„6-Tage-Spiel“-Aufführung

Nitschs Privatmystik mit Beuschl und Farbe

Als wuchtiges Gesamtkunstwerk hat Hermann Nitsch (1938–2022) sein „6-Tage-Spiel“ konzipiert, ein Theaterstück mit dem Schloss Prinzendorf als Bühne, das alle Sinne ansprechen soll und die Kulturgeschichte bis zurück zum Mythos durchmisst.

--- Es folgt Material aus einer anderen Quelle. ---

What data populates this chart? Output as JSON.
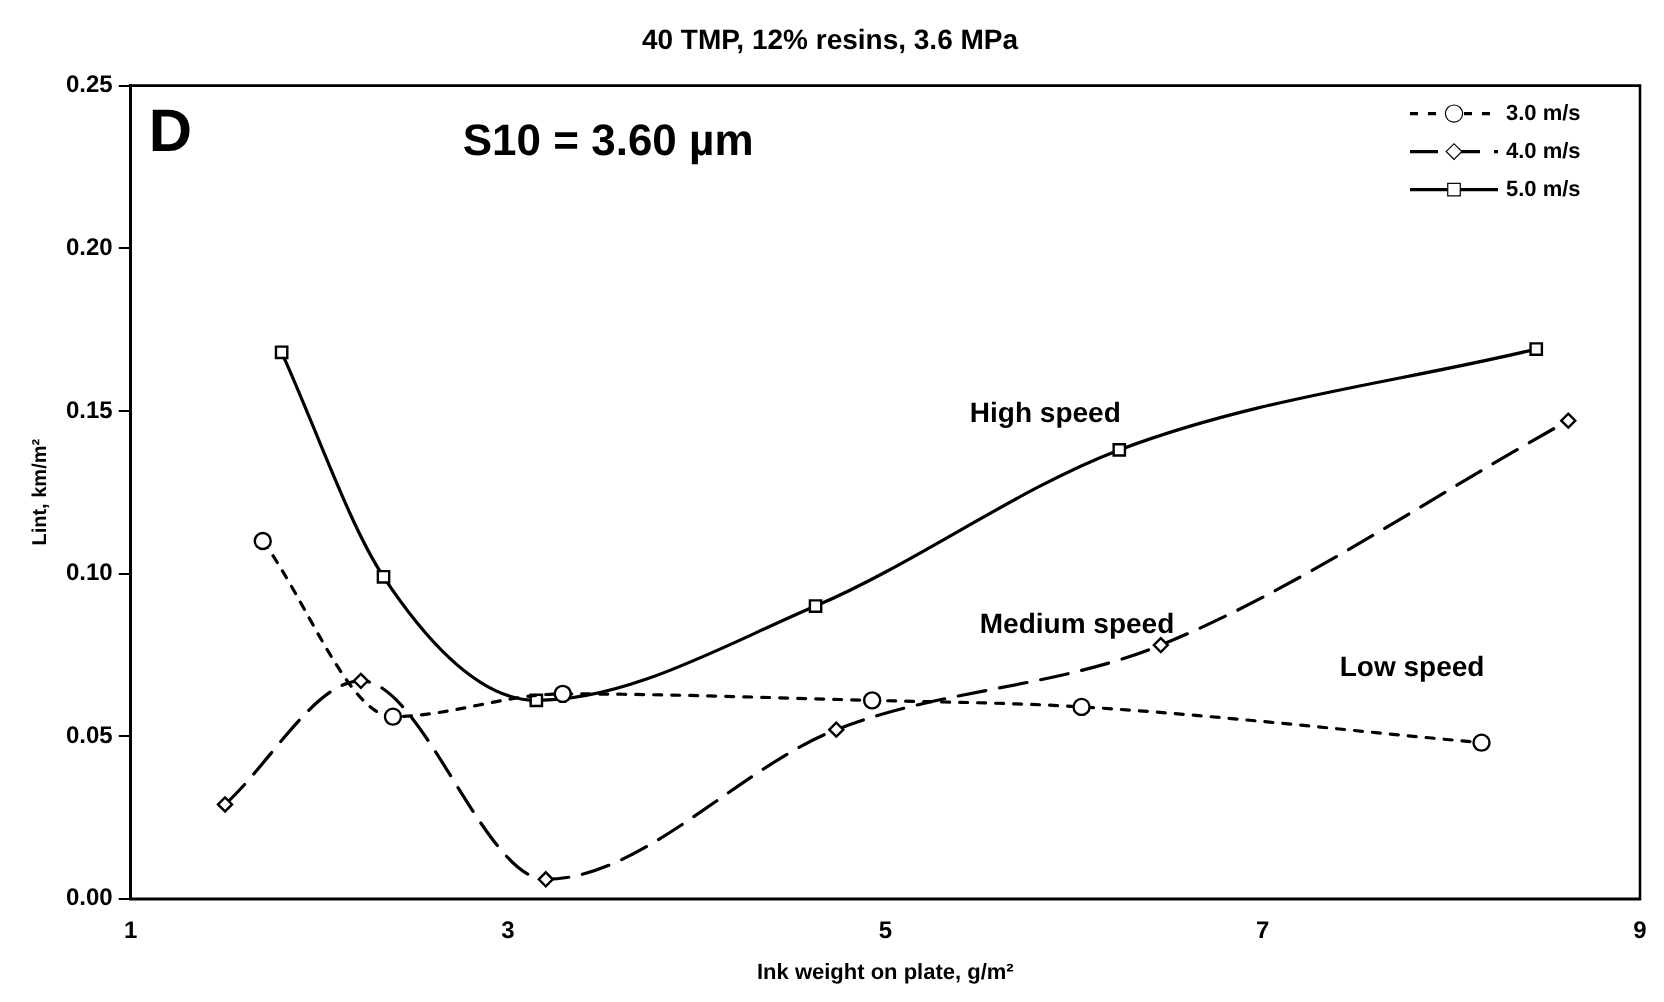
{
  "chart_data": {
    "type": "line",
    "title": "40 TMP, 12% resins, 3.6 MPa",
    "xlabel": "Ink weight on plate, g/m²",
    "ylabel": "Lint, km/m²",
    "xlim": [
      1,
      9
    ],
    "xticks": [
      1,
      3,
      5,
      7,
      9
    ],
    "ylim": [
      0,
      0.25
    ],
    "yticks": [
      {
        "value": 0,
        "label": "0.00"
      },
      {
        "value": 0.05,
        "label": "0.05"
      },
      {
        "value": 0.1,
        "label": "0.10"
      },
      {
        "value": 0.15,
        "label": "0.15"
      },
      {
        "value": 0.2,
        "label": "0.20"
      },
      {
        "value": 0.25,
        "label": "0.25"
      }
    ],
    "grid": false,
    "legend": "top right",
    "series": [
      {
        "name": "3.0 m/s",
        "color": "#000000",
        "line_style": "dotted",
        "marker": "circle",
        "x": [
          1.7,
          2.39,
          3.29,
          4.93,
          6.04,
          8.16
        ],
        "values": [
          0.11,
          0.056,
          0.063,
          0.061,
          0.059,
          0.048
        ]
      },
      {
        "name": "4.0 m/s",
        "color": "#000000",
        "line_style": "dashed",
        "marker": "diamond",
        "x": [
          1.5,
          2.22,
          3.2,
          4.74,
          6.46,
          8.62
        ],
        "values": [
          0.029,
          0.067,
          0.006,
          0.052,
          0.078,
          0.147
        ]
      },
      {
        "name": "5.0 m/s",
        "color": "#000000",
        "line_style": "solid",
        "marker": "square",
        "x": [
          1.8,
          2.34,
          3.15,
          4.63,
          6.24,
          8.45
        ],
        "values": [
          0.168,
          0.099,
          0.061,
          0.09,
          0.138,
          0.169
        ]
      }
    ],
    "annotations": [
      "D",
      "S10 = 3.60 µm",
      "High speed",
      "Medium speed",
      "Low speed"
    ]
  }
}
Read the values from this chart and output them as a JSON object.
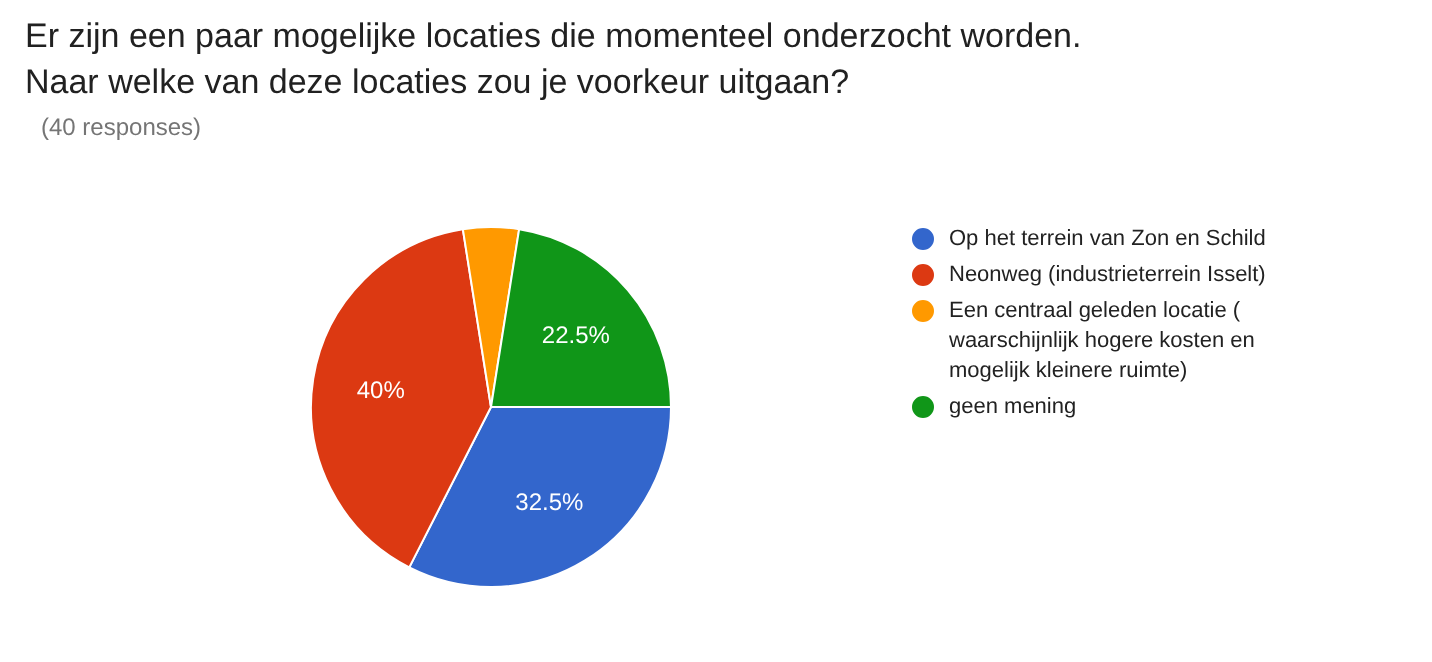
{
  "chart_data": {
    "type": "pie",
    "title": "Er zijn een paar mogelijke locaties die momenteel onderzocht worden. Naar welke van deze locaties zou je voorkeur uitgaan?",
    "subtitle": "(40 responses)",
    "categories": [
      "Op het terrein van Zon en Schild",
      "Neonweg (industrieterrein Isselt)",
      "Een centraal geleden locatie ( waarschijnlijk hogere kosten en mogelijk kleinere ruimte)",
      "geen mening"
    ],
    "values": [
      32.5,
      40,
      5,
      22.5
    ],
    "colors": [
      "#3366cc",
      "#dc3912",
      "#ff9900",
      "#109618"
    ],
    "value_labels": [
      "32.5%",
      "40%",
      null,
      "22.5%"
    ],
    "legend": "right"
  }
}
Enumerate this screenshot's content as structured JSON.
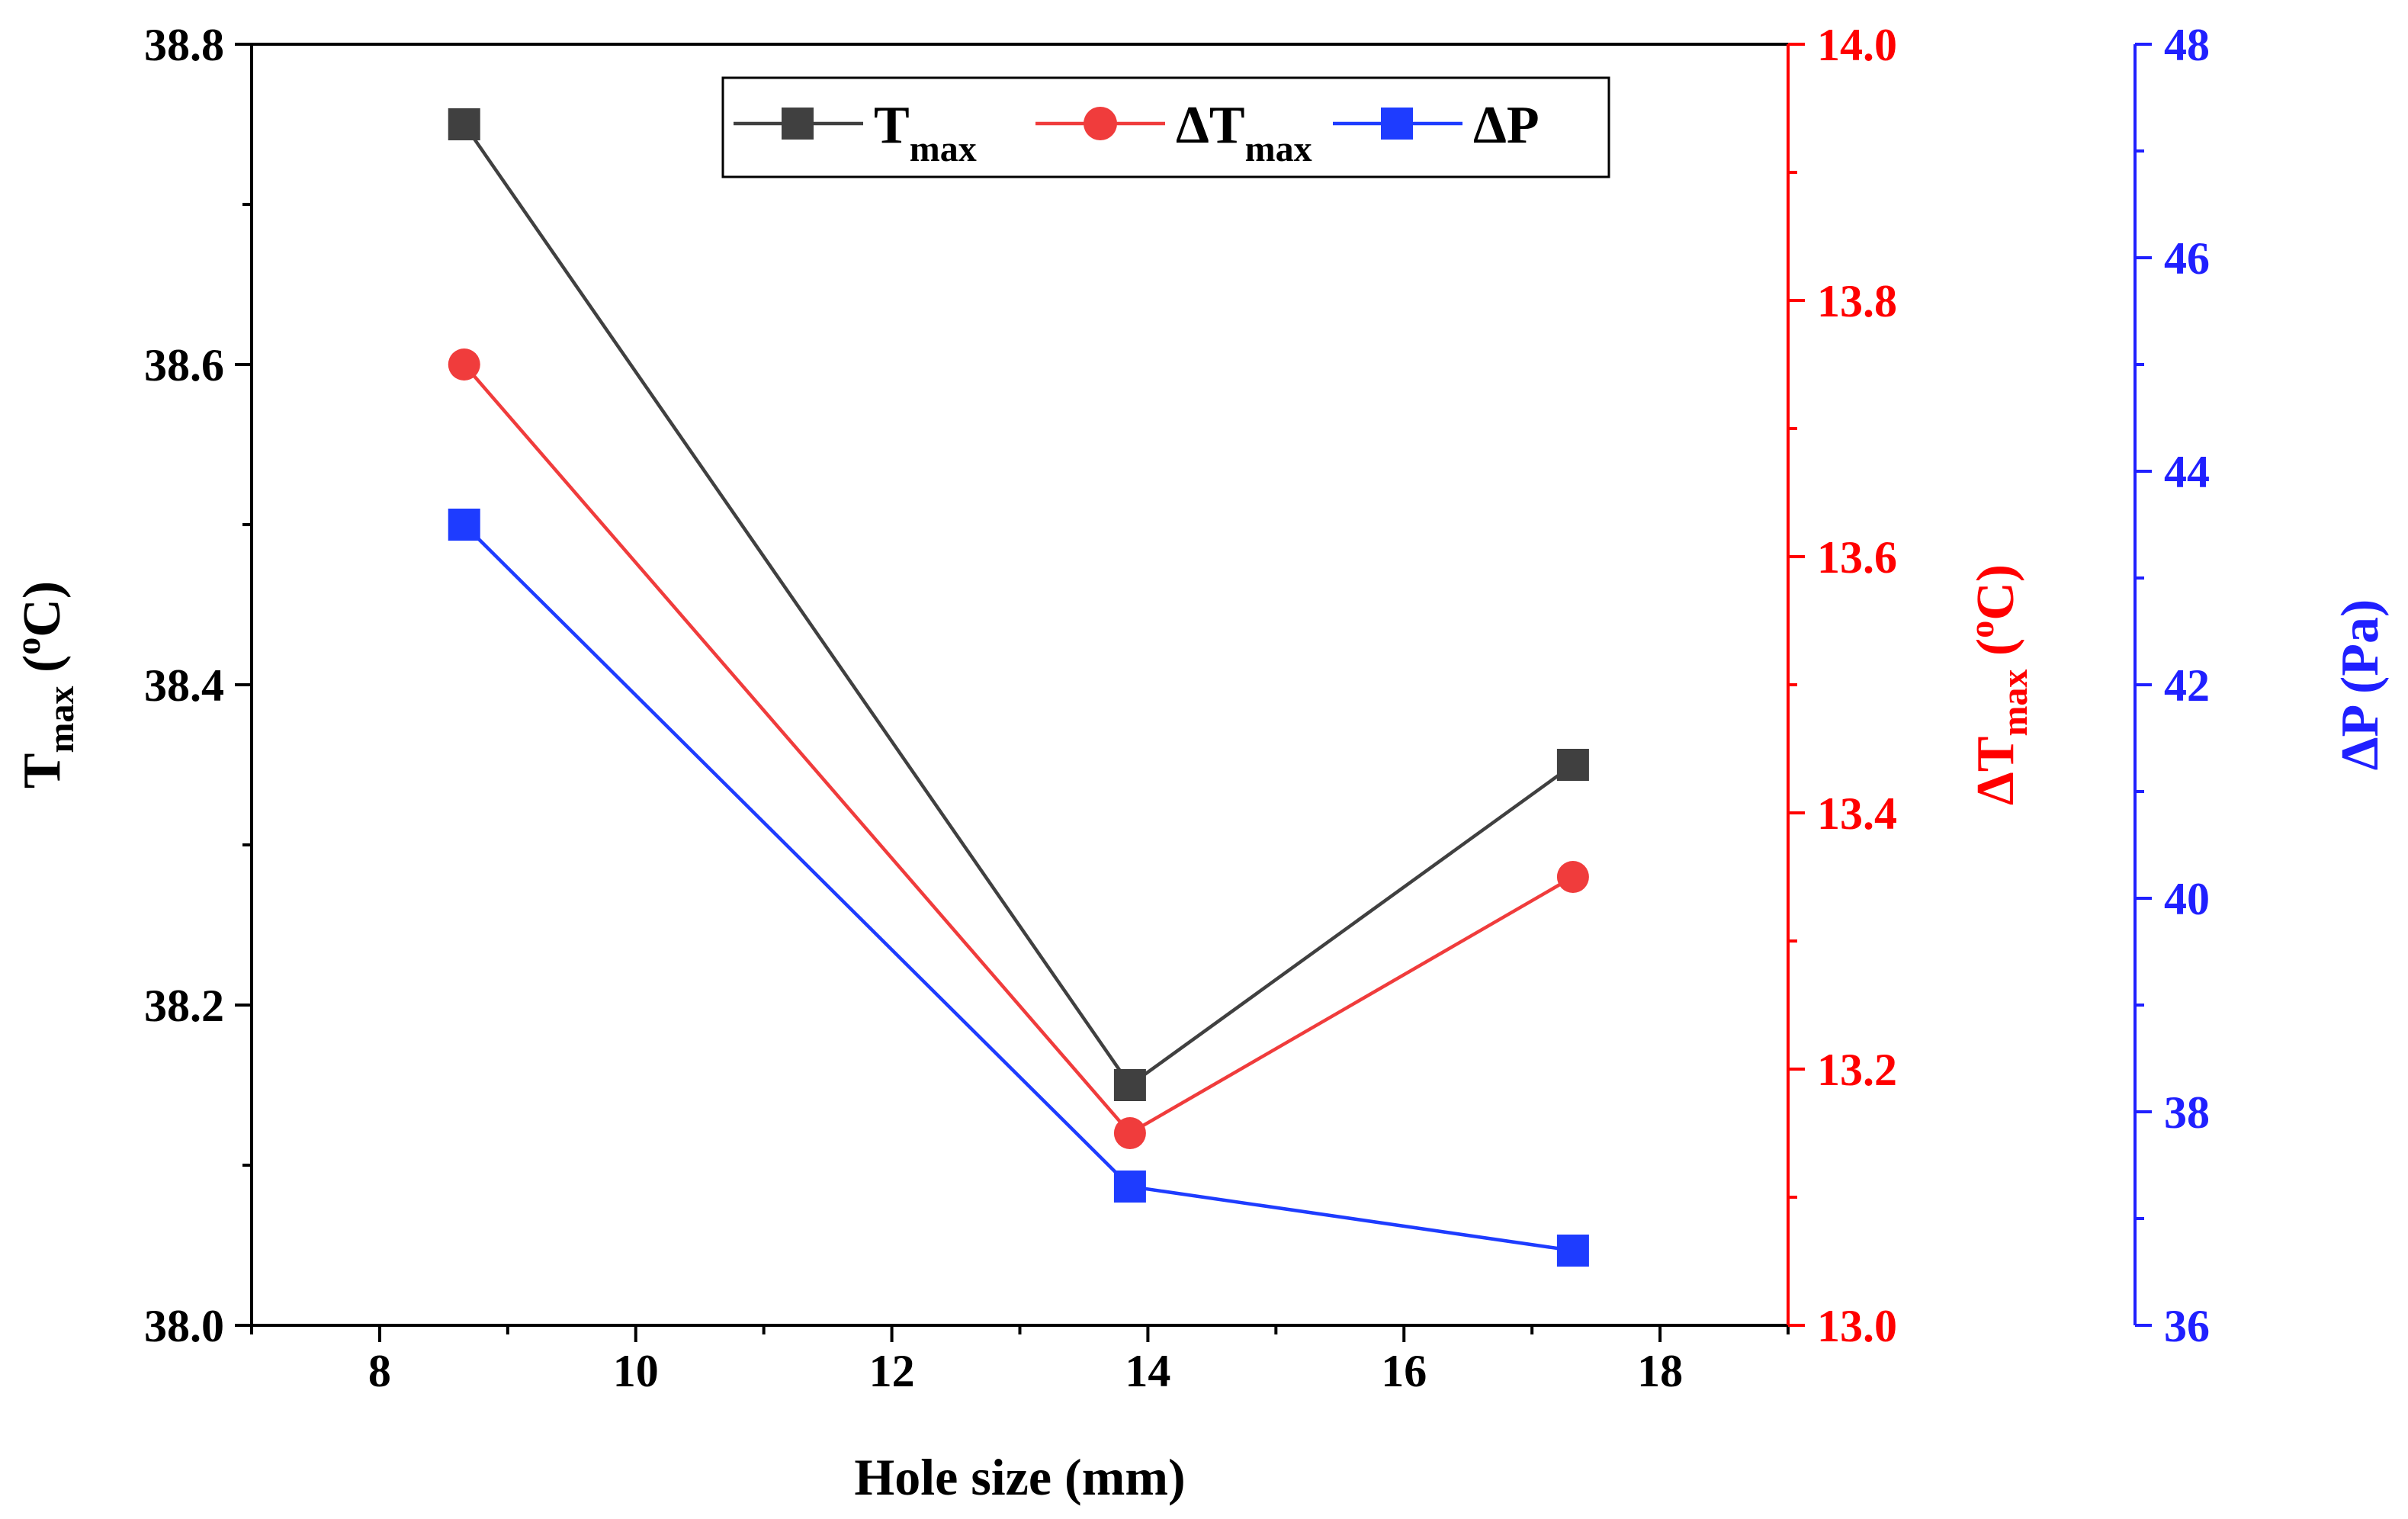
{
  "chart_data": {
    "type": "line",
    "title": "",
    "xlabel": "Hole size (mm)",
    "xlim": [
      7,
      19
    ],
    "xticks": [
      8,
      10,
      12,
      14,
      16,
      18
    ],
    "x": [
      8.66,
      13.86,
      17.32
    ],
    "axes": [
      {
        "id": "left",
        "label_main": "T",
        "label_sub": "max",
        "label_pre": "",
        "label_tail_open": " (",
        "label_sup": "o",
        "label_tail_close": "C)",
        "ylim": [
          38.0,
          38.8
        ],
        "ticks": [
          "38.0",
          "38.2",
          "38.4",
          "38.6",
          "38.8"
        ],
        "color": "#000000"
      },
      {
        "id": "right1",
        "label_main": "T",
        "label_sub": "max",
        "label_pre": "ΔT",
        "label_tail_open": " (",
        "label_sup": "o",
        "label_tail_close": "C)",
        "ylim": [
          13.0,
          14.0
        ],
        "ticks": [
          "13.0",
          "13.2",
          "13.4",
          "13.6",
          "13.8",
          "14.0"
        ],
        "color": "#ff0000"
      },
      {
        "id": "right2",
        "label_full": "ΔP (Pa)",
        "ylim": [
          36,
          48
        ],
        "ticks": [
          "36",
          "38",
          "40",
          "42",
          "44",
          "46",
          "48"
        ],
        "color": "#2020ff"
      }
    ],
    "series": [
      {
        "name": "T",
        "name_sub": "max",
        "axis": "left",
        "marker": "square",
        "line_color": "#404040",
        "marker_color": "#404040",
        "values": [
          38.75,
          38.15,
          38.35
        ]
      },
      {
        "name": "ΔT",
        "name_sub": "max",
        "axis": "right1",
        "marker": "circle",
        "line_color": "#f03c3c",
        "marker_color": "#f03c3c",
        "values": [
          13.75,
          13.15,
          13.35
        ]
      },
      {
        "name": "ΔP",
        "name_sub": "",
        "axis": "right2",
        "marker": "square",
        "line_color": "#1e3cff",
        "marker_color": "#1e3cff",
        "values": [
          43.5,
          37.3,
          36.7
        ]
      }
    ],
    "legend": "top-center"
  }
}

Seit der kontroversiellen ersten Gesamtaufführung sind 24 Jahre vergangen, am Wochenende wurden die ersten beiden Tage einer überarbeiteten Fassung aufgeführt.

Gruppen gelöst lächelnder Menschen in blutgetränkten weißen Roben, rundherum Blumendekor, ausgeweidete Tierkörper an Kreuzen, die Luft mit einem Gemisch aus Weihrauch, Blüten- und Blutgeruch angefüllt, darüber schnell vorbeiziehende Wolken am Weinviertler Himmel – genau kalkulierte Bilder und Sinneseindrücke wie jene in Nitschs seit 1957 konzipiertem Hauptwerk, einem entgrenzten Theater, das den Anspruch stellt, an tiefsten psychologischen Konstanten zu rühren, kommen einem in derart konzentrierter Form wohl nirgendwo abseits des Schlosses Prinzendorf unter.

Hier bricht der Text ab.